Die Produktionsmengen, die jährlich je nach Klimabedingungen unterschiedlich ausfallen, können den Markt niemals befriedigen. Entsprechend steigen die Preise bei der hohen Nachfrage und günstige Alternativen wie die künstliche Aromatisierung sind gefragt. Viele Lebensmittel werden mit Trüffel aromatisiert, besonders mit kostengünstigen synthetischen Ölen. Die hohen Preise für Frischware ruft selbstverständlich sofort Fälscher, Nachahmer und andere zweifelhafte Gestalten mit Hang zu unredlichen Geschäftspraktiken auf den Plan.
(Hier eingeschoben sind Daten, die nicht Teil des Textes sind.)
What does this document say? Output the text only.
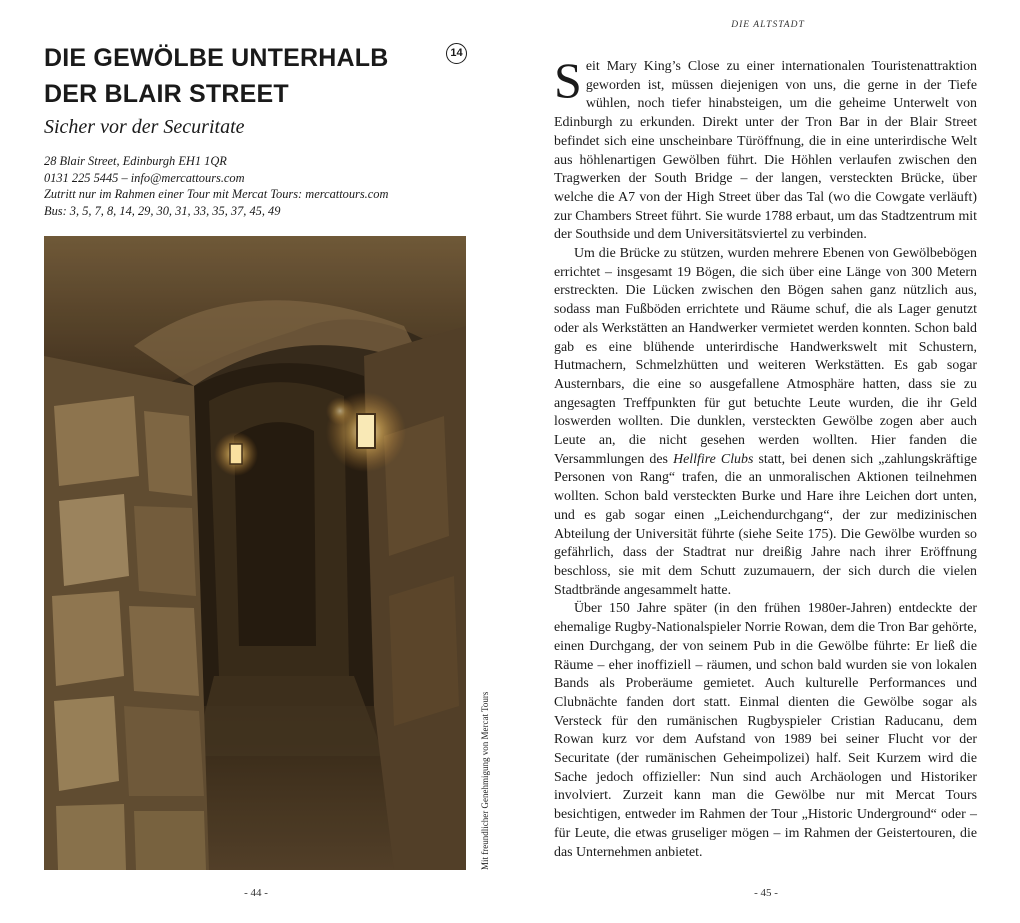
DIE GEWÖLBE UNTERHALB
DER BLAIR STREET
14
Sicher vor der Securitate
28 Blair Street, Edinburgh EH1 1QR
0131 225 5445 – info@mercattours.com
Zutritt nur im Rahmen einer Tour mit Mercat Tours: mercattours.com
Bus: 3, 5, 7, 8, 14, 29, 30, 31, 33, 35, 37, 45, 49
Mit freundlicher Genehmigung von Mercat Tours
- 44 -
DIE ALTSTADT

Seit Mary King’s Close zu einer internationalen Touristenattraktion geworden ist, müssen diejenigen von uns, die gerne in der Tiefe wühlen, noch tiefer hinabsteigen, um die geheime Unterwelt von Edinburgh zu erkunden. Direkt unter der Tron Bar in der Blair Street befindet sich eine unscheinbare Türöffnung, die in eine unterirdische Welt aus höhlenartigen Gewölben führt. Die Höhlen verlaufen zwischen den Tragwerken der South Bridge – der langen, versteckten Brücke, über welche die A7 von der High Street über das Tal (wo die Cowgate verläuft) zur Chambers Street führt. Sie wurde 1788 erbaut, um das Stadtzentrum mit der Southside und dem Universitätsviertel zu verbinden.

Um die Brücke zu stützen, wurden mehrere Ebenen von Gewölbebögen errichtet – insgesamt 19 Bögen, die sich über eine Länge von 300 Metern erstreckten. Die Lücken zwischen den Bögen sahen ganz nützlich aus, sodass man Fußböden errichtete und Räume schuf, die als Lager genutzt oder als Werkstätten an Handwerker vermietet werden konnten. Schon bald gab es eine blühende unterirdische Handwerkswelt mit Schustern, Hutmachern, Schmelzhütten und weiteren Werkstätten. Es gab sogar Austernbars, die eine so ausgefallene Atmosphäre hatten, dass sie zu angesagten Treffpunkten für gut betuchte Leute wurden, die ihr Geld loswerden wollten. Die dunklen, versteckten Gewölbe zogen aber auch Leute an, die nicht gesehen werden wollten. Hier fanden die Versammlungen des Hellfire Clubs statt, bei denen sich „zahlungskräftige Personen von Rang“ trafen, die an unmoralischen Aktionen teilnehmen wollten. Schon bald versteckten Burke und Hare ihre Leichen dort unten, und es gab sogar einen „Leichendurchgang“, der zur medizinischen Abteilung der Universität führte (siehe Seite 175). Die Gewölbe wurden so gefährlich, dass der Stadtrat nur dreißig Jahre nach ihrer Eröffnung beschloss, sie mit dem Schutt zuzumauern, der sich durch die vielen Stadtbrände angesammelt hatte.

Über 150 Jahre später (in den frühen 1980er-Jahren) entdeckte der ehemalige Rugby-Nationalspieler Norrie Rowan, dem die Tron Bar gehörte, einen Durchgang, der von seinem Pub in die Gewölbe führte: Er ließ die Räume – eher inoffiziell – räumen, und schon bald wurden sie von lokalen Bands als Proberäume gemietet. Auch kulturelle Performances und Clubnächte fanden dort statt. Einmal dienten die Gewölbe sogar als Versteck für den rumänischen Rugbyspieler Cristian Raducanu, dem Rowan kurz vor dem Aufstand von 1989 bei seiner Flucht vor der Securitate (der rumänischen Geheimpolizei) half. Seit Kurzem wird die Sache jedoch offizieller: Nun sind auch Archäologen und Historiker involviert. Zurzeit kann man die Gewölbe nur mit Mercat Tours besichtigen, entweder im Rahmen der Tour „Historic Underground“ oder – für Leute, die etwas gruseliger mögen – im Rahmen der Geistertouren, die das Unternehmen anbietet.

- 45 -
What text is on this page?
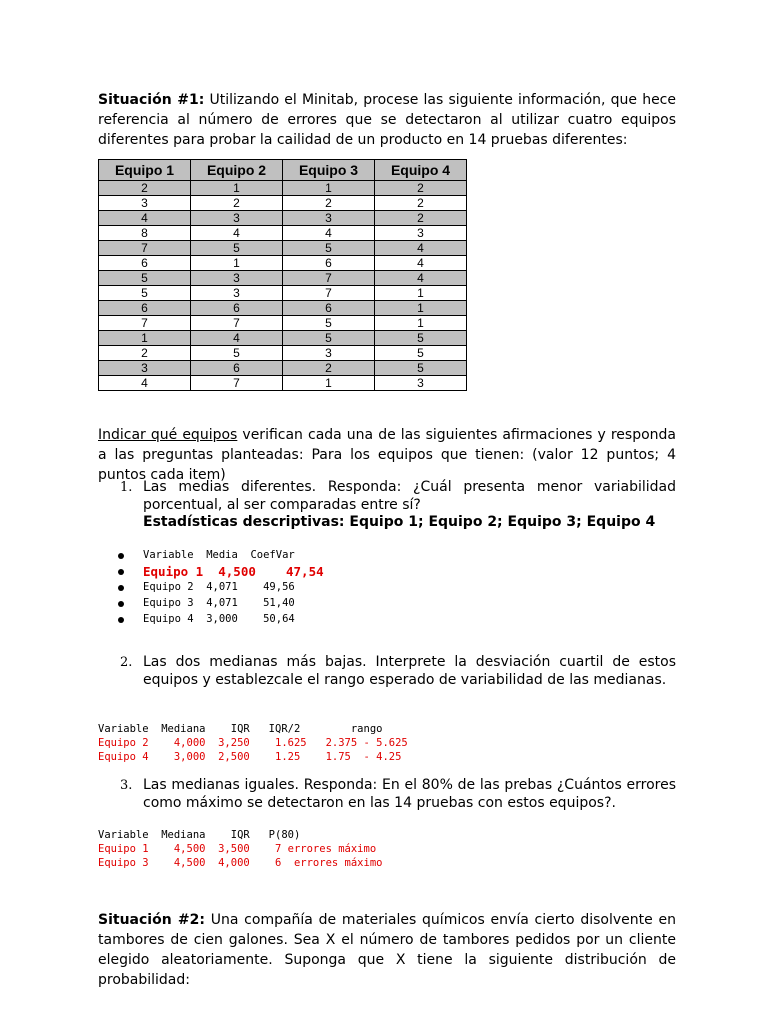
Situación #1: Utilizando el Minitab, procese las siguiente información, que hece referencia al número de errores que se detectaron al utilizar cuatro equipos diferentes para probar la cailidad de un producto en 14 pruebas diferentes:
Equipo 1	Equipo 2	Equipo 3	Equipo 4
2	1	1	2
3	2	2	2
4	3	3	2
8	4	4	3
7	5	5	4
6	1	6	4
5	3	7	4
5	3	7	1
6	6	6	1
7	7	5	1
1	4	5	5
2	5	3	5
3	6	2	5
4	7	1	3
Indicar qué equipos verifican cada una de las siguientes afirmaciones y responda a las preguntas planteadas: Para los equipos que tienen: (valor 12 puntos; 4 puntos cada item)
1. Las medias diferentes. Responda: ¿Cuál presenta menor variabilidad porcentual, al ser comparadas entre sí?
Estadísticas descriptivas: Equipo 1; Equipo 2; Equipo 3; Equipo 4
Variable  Media  CoefVar
Equipo 1  4,500    47,54
Equipo 2  4,071    49,56
Equipo 3  4,071    51,40
Equipo 4  3,000    50,64
2. Las dos medianas más bajas. Interprete la desviación cuartil de estos equipos y establezcale el rango esperado de variabilidad de las medianas.
Variable  Mediana    IQR   IQR/2        rango
Equipo 2    4,000  3,250    1.625   2.375 - 5.625
Equipo 4    3,000  2,500    1.25    1.75  - 4.25
3. Las medianas iguales. Responda: En el 80% de las prebas ¿Cuántos errores como máximo se detectaron en las 14 pruebas con estos equipos?.
Variable  Mediana    IQR   P(80)
Equipo 1    4,500  3,500    7 errores máximo
Equipo 3    4,500  4,000    6  errores máximo
Situación #2: Una compañía de materiales químicos envía cierto disolvente en tambores de cien galones. Sea X el número de tambores pedidos por un cliente elegido aleatoriamente. Suponga que X tiene la siguiente distribución de probabilidad:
Es kann viel Geld damit verdient werden. Und viele Konsumenten sind (leider) unwissend oder es kümmert sie wenig, dass sie mit billigen Imitaten und künstlichen Aromen für teures Geld abgespeist werden. Und ehrlich gesagt, gute künstliche Aromen richtig angewendet sind etwas, mit dem wir Menschen ganz gut zurecht kommen. Leider verdirbt die übermässige Parfümierung unsere Geschmackssinne und wir verlieren immer mehr die Fähigkeiten feine Nuancen wahrzunehmen, weil wir oft auf Standardgeschmäcker eingeschworen werden.

Gemäss einer Studie wurden mittels Gaschromatographie und angeschlossenen Massenspektrometer (eine Art elektronische Spürnase) verschiedene Olivenölproben auf dem italienischen Markt analysiert und in ihre verschiedenen Komponenten zerlegt.
Mittels Computeranalyse können heutzutage die gewonnen Daten (Massenspektren) mit Bibliotheken, welche zigtausende Referenzsubstanzen beherbergen, verglichen und ausgewertet werden, so ähnlich wie die Polizei Fingerabdrücke von registrierten Personen auswertet.

Zusammengefasst sah das Resultat von 63 VOCs (flüchtige organische Verbindungen) wie folgt aus.
- 50% davon wurden dem fehlerhaften Olivenöl zugeordnet
- 30% wurden Tuber magnatum, Tuber aestivum und Tuber melanosporum zugeordnet
- 20% waren Fremdverbindungen von zweifelhafter Qualität

Die Daten wurden statistisch verarbeitet um den Missbrauch bei der Verwendung von Bismethyl(dithio)methan in Aromen von schwarzen Trüffeln zu analysieren, ein Aroma das jedoch nur in weissen Trüffeln vorkommt.

Bis(methylthio)methan (BMDTM), das mit dem genannten Verfahren detektiert wurde ist eine flüchtige Verbindung, die für den Geruch von weißen Trüffeln (Tuber magnatum Pico) verantwortlich ist. Dieses Molekül, ein auch als 2,4-Ditiopenthan bekannter Thioether, ist leicht erhältlich, da es eine Produkt der Ölindustrie zur organischen Synthese und gleichzeitig auch ein Lösungsmittel ist.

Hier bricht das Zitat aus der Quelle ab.